The H-2A visa is an uncapped temporary work visa for seasonal agricultural workers in the United States. The majority of H-2A visa holders are from Mexico and work on farms in California.

Why was it started?

The H-2 visa program is a result of World War II–era arrangements established by the War Food Administration that brought guestworkers in from the Caribbean islands to work under contracts similar to those in the US–Mexico Bracero program. In 1952, Congress formally recognized the need for temporary guestworkers and established the H-2 temporary visa category as part of the Immigration and Nationality Act (INA). Unlike previous government-to-government labor agreements, the H-2 visa program allowed US employers to recruit workers directly from any country, giving employers direct control over guestworkers’ visas.

The 1986 Immigration Reform and Control Act divided the H-2 program into two visa programs: H-2A for agricultural workers and H-2B for non-agricultural workers.
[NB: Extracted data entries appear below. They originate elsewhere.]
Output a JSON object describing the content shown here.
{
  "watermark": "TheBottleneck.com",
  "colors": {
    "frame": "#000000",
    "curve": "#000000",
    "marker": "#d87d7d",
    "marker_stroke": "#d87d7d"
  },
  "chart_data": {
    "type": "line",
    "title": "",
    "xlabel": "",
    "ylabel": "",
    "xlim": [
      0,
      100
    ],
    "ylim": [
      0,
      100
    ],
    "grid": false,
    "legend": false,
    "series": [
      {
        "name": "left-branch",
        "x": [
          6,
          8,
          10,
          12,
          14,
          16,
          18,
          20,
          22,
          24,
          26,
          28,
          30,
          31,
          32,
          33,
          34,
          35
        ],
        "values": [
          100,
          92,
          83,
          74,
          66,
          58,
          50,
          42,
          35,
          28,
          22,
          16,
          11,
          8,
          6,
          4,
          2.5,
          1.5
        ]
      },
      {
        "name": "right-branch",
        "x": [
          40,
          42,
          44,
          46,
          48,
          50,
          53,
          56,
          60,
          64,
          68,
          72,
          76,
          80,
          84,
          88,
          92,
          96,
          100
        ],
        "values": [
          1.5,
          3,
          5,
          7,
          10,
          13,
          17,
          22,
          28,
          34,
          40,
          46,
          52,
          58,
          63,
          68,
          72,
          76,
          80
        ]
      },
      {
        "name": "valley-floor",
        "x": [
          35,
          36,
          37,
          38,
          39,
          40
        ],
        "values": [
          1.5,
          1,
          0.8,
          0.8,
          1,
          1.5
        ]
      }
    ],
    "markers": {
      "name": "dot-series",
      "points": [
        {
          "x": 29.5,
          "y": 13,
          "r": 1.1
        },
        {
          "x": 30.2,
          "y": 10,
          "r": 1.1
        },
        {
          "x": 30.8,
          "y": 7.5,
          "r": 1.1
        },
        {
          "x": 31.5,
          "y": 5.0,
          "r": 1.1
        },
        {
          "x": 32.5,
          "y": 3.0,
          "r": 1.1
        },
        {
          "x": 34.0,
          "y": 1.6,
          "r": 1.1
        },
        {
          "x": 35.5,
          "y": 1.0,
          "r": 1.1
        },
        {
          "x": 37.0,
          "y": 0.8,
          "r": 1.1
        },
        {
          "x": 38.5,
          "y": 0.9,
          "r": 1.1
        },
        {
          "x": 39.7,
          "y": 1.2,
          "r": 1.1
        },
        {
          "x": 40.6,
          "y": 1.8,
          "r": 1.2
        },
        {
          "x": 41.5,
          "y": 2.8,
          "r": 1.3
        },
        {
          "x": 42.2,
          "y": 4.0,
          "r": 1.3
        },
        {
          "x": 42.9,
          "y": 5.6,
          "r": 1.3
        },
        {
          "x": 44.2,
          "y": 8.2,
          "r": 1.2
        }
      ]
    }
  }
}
Temporary agricultural work visas were intended to disincentivize illegal immigration through a legal pathway and increased border security measures.

How does it work?

Employers who want to hire workers through the program apply to the Department of Labor for labor certification. After receiving labor certification, a prospective H-2A employer submits an application to the US Citizenship and Immigration Services (USCIS). Most H-2A workers (91 percent) are from Mexico. The next most common nationalities of H-2A visa holders are Canadian, Jamaican, and South African.

Across seasons, H-2A visa holders’ total stay in the United States may not exceed three consecutive years. However, once an H-2A visa holder has been outside of the country for three months, he or she may renew the visa, pending approval from the application process. Farmers must pay wages and benefits set by the Department of Labor for both H-2A and US workers in “corresponding employment.” The minimum wage, called the Adverse Effect Wage Rate (AEWR), is a regional average based on annual government surveys. It does not account for variation based on location, job type, skills, or experience. H-2A employers must pay for transportation to and from the worksite, food, housing, and travel reimbursements to and from the country of origin. Dependents may join on an H-4 visa.

What impact has it had?

Farmers hire foreign workers because very few US workers want farm jobs designated for the H-2A program, despite rising wages. According to the Department of Labor, between 2016 and 2018, 87 percent of H-2A employers requesting US workers received none. Just 6 percent of H-2A jobs ultimately went to US workers, and most of those workers showed up after the harvest began and H-2A workers had started. Many US workers either did not report to work or resigned.

Given the high costs and regulatory complexities of the H-2A program, farmers use it as a last resort. H-2A jobs, which US workers largely forgo, represented just 10 percent of the roughly 1.4 million full-time equivalent agricultural jobs in 2019.

Between 2000 and 2018, a 1 percent increase in H-2 visas for Mexicans—including some under the H-2B program for nonagricultural jobs—was associated with a 1 percent decline in the number of Mexicans apprehended illegally crossing the border. The program may thus have contributed to the decline in illegal immigration from Mexico.